If you have been despairing about Life on Earth, the state of humanity, a future for your children, then check out “Drawdown – The most comprehensive plan ever proposed to reverse global warming”.  It will help to reestablish your faith in our capacity and potential to jump up a rung or two on the evolutionary ladder.  By this I mean create a world in which the vast majority of humans and our planetary kin can live in dignity, respect and a state of wellbeing, ironically through the process of reversing global warming.  

 Starting in 2013 Paul Hawken brought together a coalition of 70 (by the time the book was published) researchers and scientists from 22 countries to reap the collective wisdom of humanity in regard to reversing global warming.  As Hawken writes, “Engaged citizens the world over are doing something extraordinary”.

"Drawdown” is a kind of map or plan with over 100 solutions for carbon sequestration under the broader headings of Energy, Food, Women and Girls, Buildings and Cities, Land Use, Transport, Materials and Coming Attractions. 

They are solutions already in use on a small or large scale somewhere in the world or in a research and development phase.   Some of the solutions require us to implement specific technologies but much of it asks us to look at and reinvent our habits and lifestyles.  As Tom Seyer, founder and president of Next Gen Climate writes in the forward, “Now we must organize our coalition and govern our most selfish instincts.”

It wouldn’t be possible to touch on all the solutions in a short blog but what stands out to me is how often the changes required are transformative at personal, local and global levels and also move us towards a more equitable and compassionate world.

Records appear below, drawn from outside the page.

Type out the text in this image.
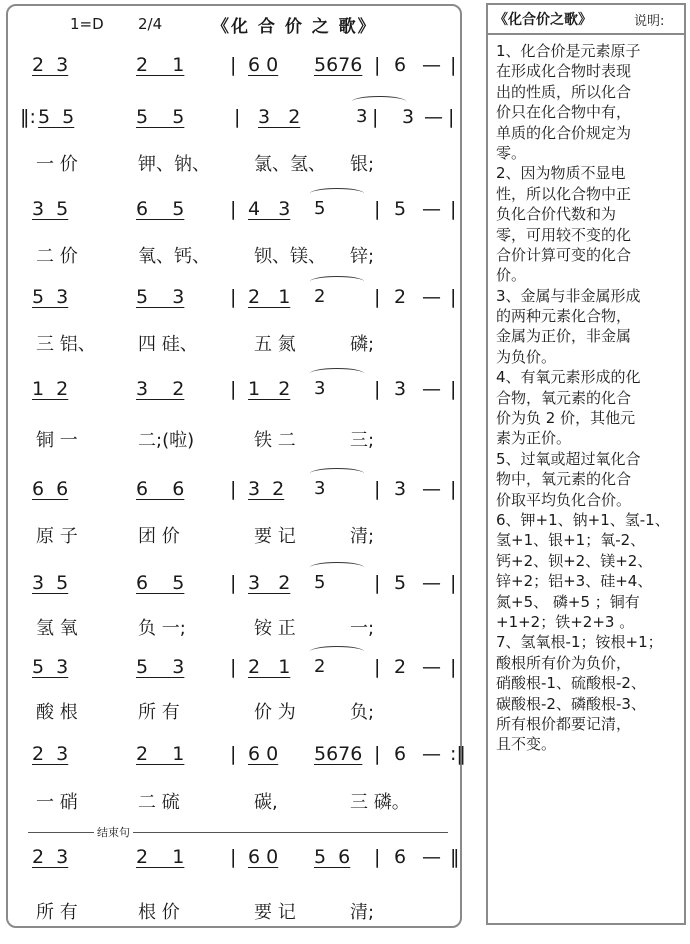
1=D 2/4	《化 合 价 之 歌》
2  3	2    1 | 6 0 5676 | 6 — |
‖: 5  5	5    5	| 3   2	3 | 3 — |
一 价	钾、钠、 氯、氢、 银;
3  5	6    5 | 4   3 5	| 5 — |
二 价	氧、钙、 钡、镁、 锌;
5  3	5    3 | 2   1 2	| 2 — |
三 铝、 四 硅、	五 氮	磷;
1  2	3    2 | 1   2 3	| 3 — |
铜 一	二;(啦)	铁 二	三;
6  6	6    6 | 3  2 3	| 3 — |
原 子	团 价	要 记	清;
3  5	6    5 | 3   2 5	| 5 — |
氢 氧	负 一;	铵 正	一;
5  3	5    3 | 2   1 2	| 2 — |
酸 根	所 有	价 为	负;
2  3	2    1 | 6 0 5676 | 6 — :‖
一 硝	二 硫	碳,	三 磷。
2  3	2    1 | 6 0 5  6 | 6 — ‖
所 有	根 价	要 记	清;
结束句
《化合价之歌》	说明:
1、化合价是元素原子
在形成化合物时表现
出的性质，所以化合
价只在化合物中有，
单质的化合价规定为
零。
2、因为物质不显电
性，所以化合物中正
负化合价代数和为
零，可用较不变的化
合价计算可变的化合
价。
3、金属与非金属形成
的两种元素化合物，
金属为正价，非金属
为负价。
4、有氧元素形成的化
合物，氧元素的化合
价为负 2 价，其他元
素为正价。
5、过氧或超过氧化合
物中，氧元素的化合
价取平均负化合价。
6、钾+1、钠+1、氢-1、
氢+1、银+1；氧-2、
钙+2、钡+2、镁+2、
锌+2；铝+3、硅+4、
氮+5、 磷+5 ；铜有
+1+2；铁+2+3 。
7、氢氧根-1；铵根+1；
酸根所有价为负价，
硝酸根-1、硫酸根-2、
碳酸根-2、磷酸根-3、
所有根价都要记清，
且不变。
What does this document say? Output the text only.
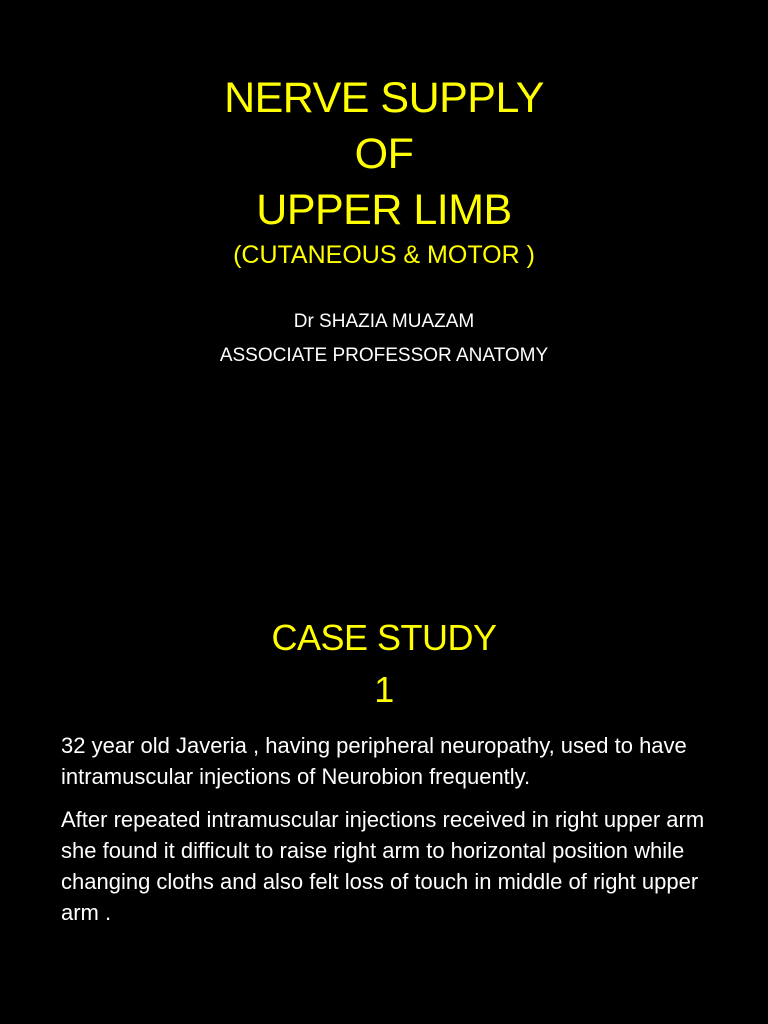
NERVE SUPPLY
OF
UPPER LIMB
(CUTANEOUS & MOTOR )
Dr SHAZIA MUAZAM
ASSOCIATE PROFESSOR ANATOMY
CASE STUDY
1

32 year old Javeria , having peripheral neuropathy, used to have intramuscular injections of Neurobion frequently.

After repeated intramuscular injections received in right upper arm she found it difficult to raise right arm to horizontal position while changing cloths and also felt loss of touch in middle of right upper arm .
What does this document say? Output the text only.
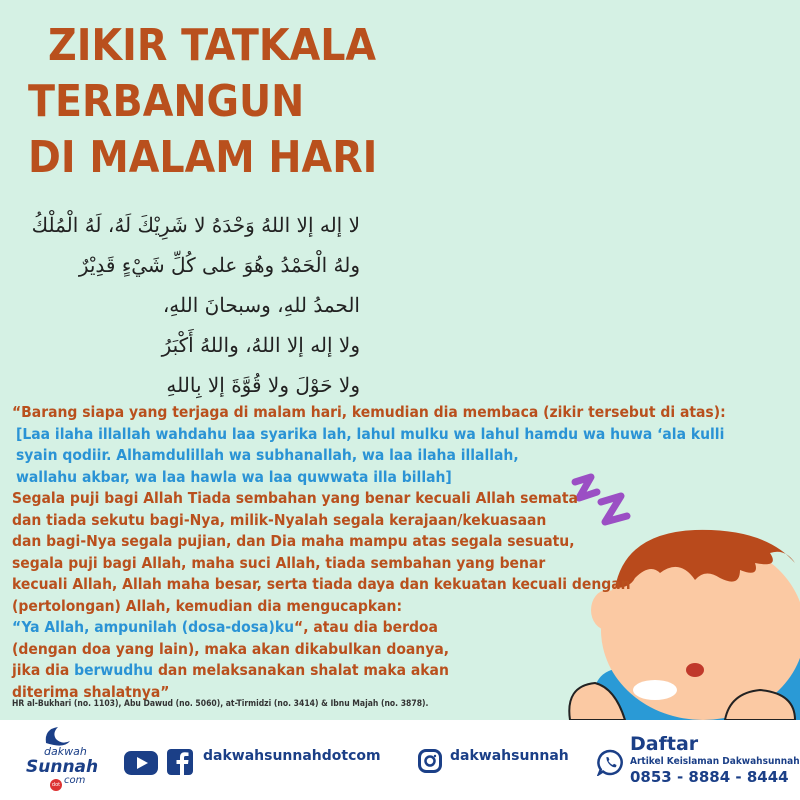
ZIKIR TATKALA
TERBANGUN
DI MALAM HARI
لا إله إلا اللهُ وَحْدَهُ لا شَرِيْكَ لَهُ، لَهُ الْمُلْكُ
ولهُ الْحَمْدُ وهُوَ على كُلِّ شَيْءٍ قَدِيْرٌ
الحمدُ للهِ، وسبحانَ اللهِ،
ولا إله إلا اللهُ، واللهُ أَكْبَرُ
ولا حَوْلَ ولا قُوَّةَ إلا بِاللهِ
“Barang siapa yang terjaga di malam hari, kemudian dia membaca (zikir tersebut di atas):
[Laa ilaha illallah wahdahu laa syarika lah, lahul mulku wa lahul hamdu wa huwa ‘ala kulli
syain qodiir. Alhamdulillah wa subhanallah, wa laa ilaha illallah,
wallahu akbar, wa laa hawla wa laa quwwata illa billah]
Segala puji bagi Allah Tiada sembahan yang benar kecuali Allah semata
dan tiada sekutu bagi-Nya, milik-Nyalah segala kerajaan/kekuasaan
dan bagi-Nya segala pujian, dan Dia maha mampu atas segala sesuatu,
segala puji bagi Allah, maha suci Allah, tiada sembahan yang benar
kecuali Allah, Allah maha besar, serta tiada daya dan kekuatan kecuali dengan
(pertolongan) Allah, kemudian dia mengucapkan:
“Ya Allah, ampunilah (dosa-dosa)ku“, atau dia berdoa
(dengan doa yang lain), maka akan dikabulkan doanya,
jika dia berwudhu dan melaksanakan shalat maka akan
diterima shalatnya”
HR al-Bukhari (no. 1103), Abu Dawud (no. 5060), at-Tirmidzi (no. 3414) & Ibnu Majah (no. 3878).
dakwah
Sunnah
dot com
dakwahsunnahdotcom	dakwahsunnah
Daftar
Artikel Keislaman Dakwahsunnah
0853 - 8884 - 8444
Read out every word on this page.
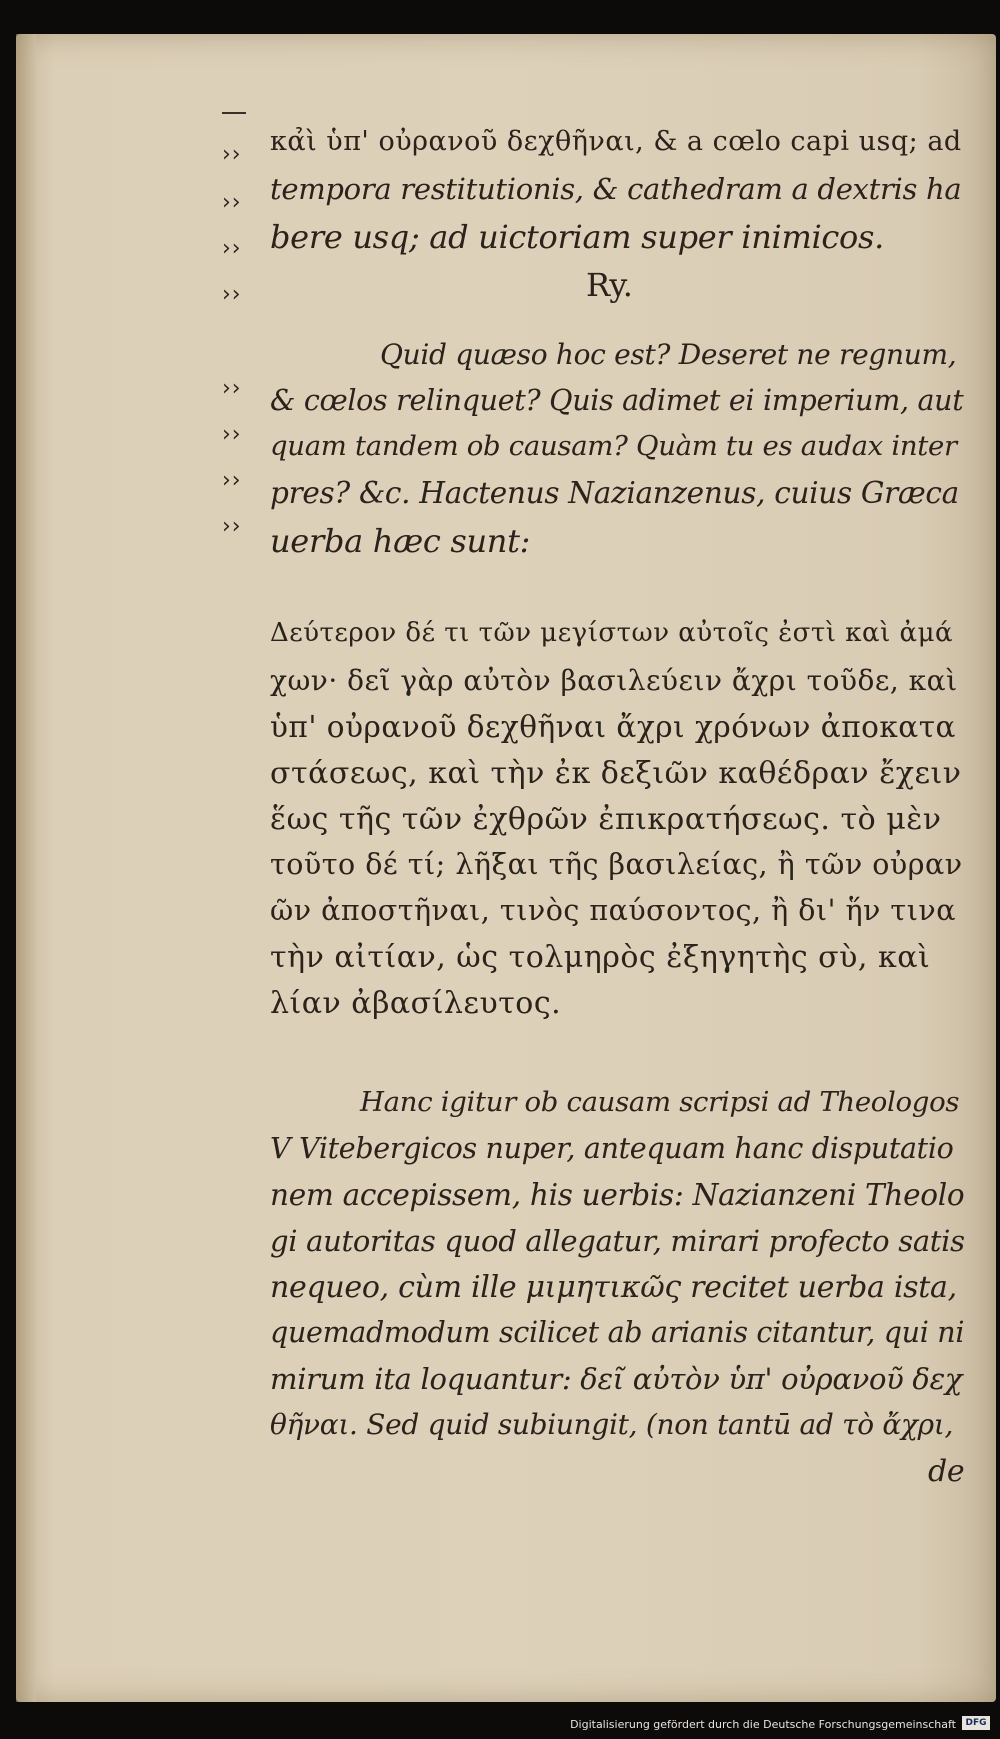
››
››
››
››
››
››
››
››
κα̉ὶ ὑπ' οὐρανοῦ δεχθῆναι, & a cœlo capi usq; ad
tempora restitutionis, & cathedram a dextris ha
bere usq; ad uictoriam super inimicos.
Ry.
Quid quæso hoc est? Deseret ne regnum,
& cœlos relinquet? Quis adimet ei imperium, aut
quam tandem ob causam? Quàm tu es audax inter
pres? &c. Hactenus Nazianzenus, cuius Græca
uerba hæc sunt:
Δεύτερον δέ τι τῶν μεγίστων αὐτοῖς ἐστὶ καὶ ἀμά
χων· δεῖ γὰρ αὐτὸν βασιλεύειν ἄχρι τοῦδε, καὶ
ὑπ' οὐρανοῦ δεχθῆναι ἄχρι χρόνων ἀποκατα
στάσεως, καὶ τὴν ἐκ δεξιῶν καθέδραν ἔχειν
ἕως τῆς τῶν ἐχθρῶν ἐπικρατήσεως. τὸ μὲν
τοῦτο δέ τί; λῆξαι τῆς βασιλείας, ἢ τῶν οὐραν
ῶν ἀποστῆναι, τινὸς παύσοντος, ἢ δι' ἥν τινα
τὴν αἰτίαν, ὡς τολμηρὸς ἐξηγητὴς σὺ, καὶ
λίαν ἀβασίλευτος.
Hanc igitur ob causam scripsi ad Theologos
V Vitebergicos nuper, antequam hanc disputatio
nem accepissem, his uerbis: Nazianzeni Theolo
gi autoritas quod allegatur, mirari profecto satis
nequeo, cùm ille μιμητικῶς recitet uerba ista,
quemadmodum scilicet ab arianis citantur, qui ni
mirum ita loquantur: δεῖ αὐτὸν ὑπ' οὐρανοῦ δεχ
θῆναι. Sed quid subiungit, (non tantū ad τὸ ἄχρι,
de
Digitalisierung gefördert durch die Deutsche Forschungsgemeinschaft	DFG
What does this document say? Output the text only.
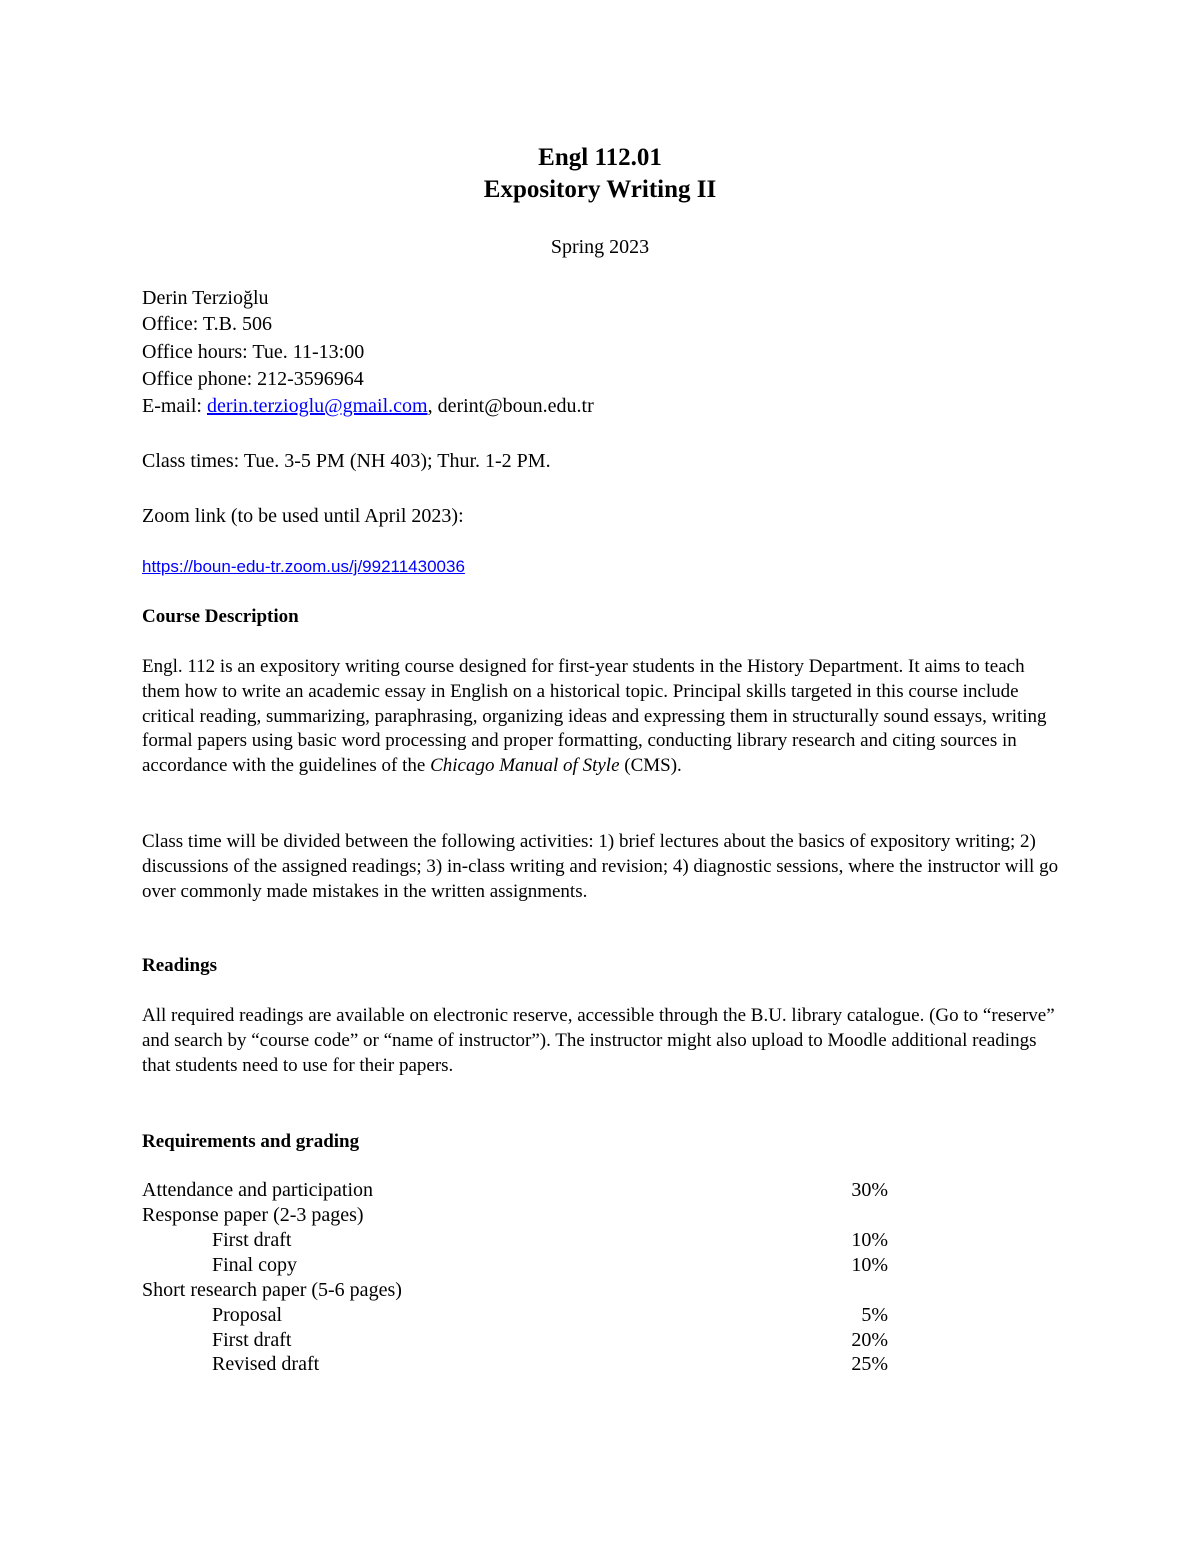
Engl 112.01
Expository Writing II
Spring 2023
Derin Terzioğlu
Office: T.B. 506
Office hours: Tue. 11-13:00
Office phone: 212-3596964
E-mail: derin.terzioglu@gmail.com, derint@boun.edu.tr
Class times: Tue. 3-5 PM (NH 403); Thur. 1-2 PM.
Zoom link (to be used until April 2023):
https://boun-edu-tr.zoom.us/j/99211430036
Course Description
Engl. 112 is an expository writing course designed for first-year students in the History Department. It aims to teach them how to write an academic essay in English on a historical topic. Principal skills targeted in this course include critical reading, summarizing, paraphrasing, organizing ideas and expressing them in structurally sound essays, writing formal papers using basic word processing and proper formatting, conducting library research and citing sources in accordance with the guidelines of the Chicago Manual of Style (CMS).
Class time will be divided between the following activities: 1) brief lectures about the basics of expository writing; 2) discussions of the assigned readings; 3) in-class writing and revision; 4) diagnostic sessions, where the instructor will go over commonly made mistakes in the written assignments.
Readings
All required readings are available on electronic reserve, accessible through the B.U. library catalogue. (Go to “reserve” and search by “course code” or “name of instructor”). The instructor might also upload to Moodle additional readings that students need to use for their papers.
Requirements and grading
Attendance and participation	30%
Response paper (2-3 pages)
First draft	10%
Final copy	10%
Short research paper (5-6 pages)
Proposal	5%
First draft	20%
Revised draft	25%
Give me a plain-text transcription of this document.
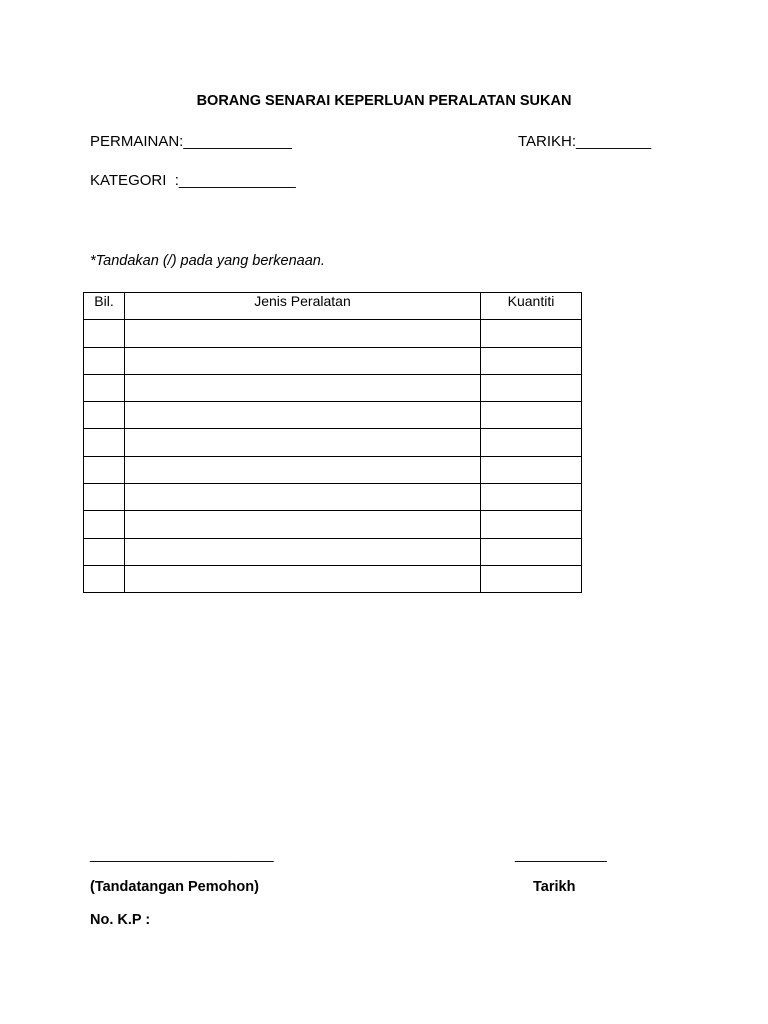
BORANG SENARAI KEPERLUAN PERALATAN SUKAN
PERMAINAN:_____________	TARIKH:_________
KATEGORI  :______________
*Tandakan (/) pada yang berkenaan.
Bil.	Jenis Peralatan	Kuantiti

______________________	___________
(Tandatangan Pemohon)	Tarikh
No. K.P :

Food plays an important part of these solutions by being the sector that will contribute the most in the reduction of greenhouse gas emissions if these are implemented.  For example,

In 2015, an estimated 38% of food waste was composted in the United Sates; 57% was composted in the European Union.  If all lower-income countries reached the U.S. rate and all higher-income countries achieved the E.U. rate, composting could avoid methane emissions from landfills equivalent to 2.3 gigatons of carbon dioxide by 2050. 
— Drawdown, Food Composting Chapter

 And that is excluding all additional gains from applying compost to the soil!!

If you add to livestock all other food-related emissions – from farming to deforestation to food waste – what we eat turns out to be the number one cause of global warming.
— Drawdown, Page 37

 In the excerpt of his article “Why Bother?”, Michael Pollan with great insight describes how powerful an act, growing at least some of your own food, with your own compost, made from your own food waste, is.  It not only reduces your carbon footprint but it changes your relationship to our food cycle in many ways.  We begin to change our “cheap energy mind”.  That is the mind totally hooked into the infrastructure where “the typical calorie of food energy in your diet now requires about 10 calories of fossil fuel energy to produce”.  The more we take responsibility for where our food comes from and where its waste goes the more connected, empowered and satisfied we feel. 

The single greatest lesson the garden teaches is that our relationship to the planet need not be zero-sum, and that as long as the sun still shines and people still can plan and plant, think and do, we can, if we bother to try, find ways to provide for ourselves without diminishing the world.
— Michael Pollan

At ZEA helping to encourage a greater understanding of our food cycle and its impacts is our particular passion. By funding composting systems to schools and communities we work to transform food waste into soil but also hope to support the educative process that will make a healthy food cycle a standard way of life.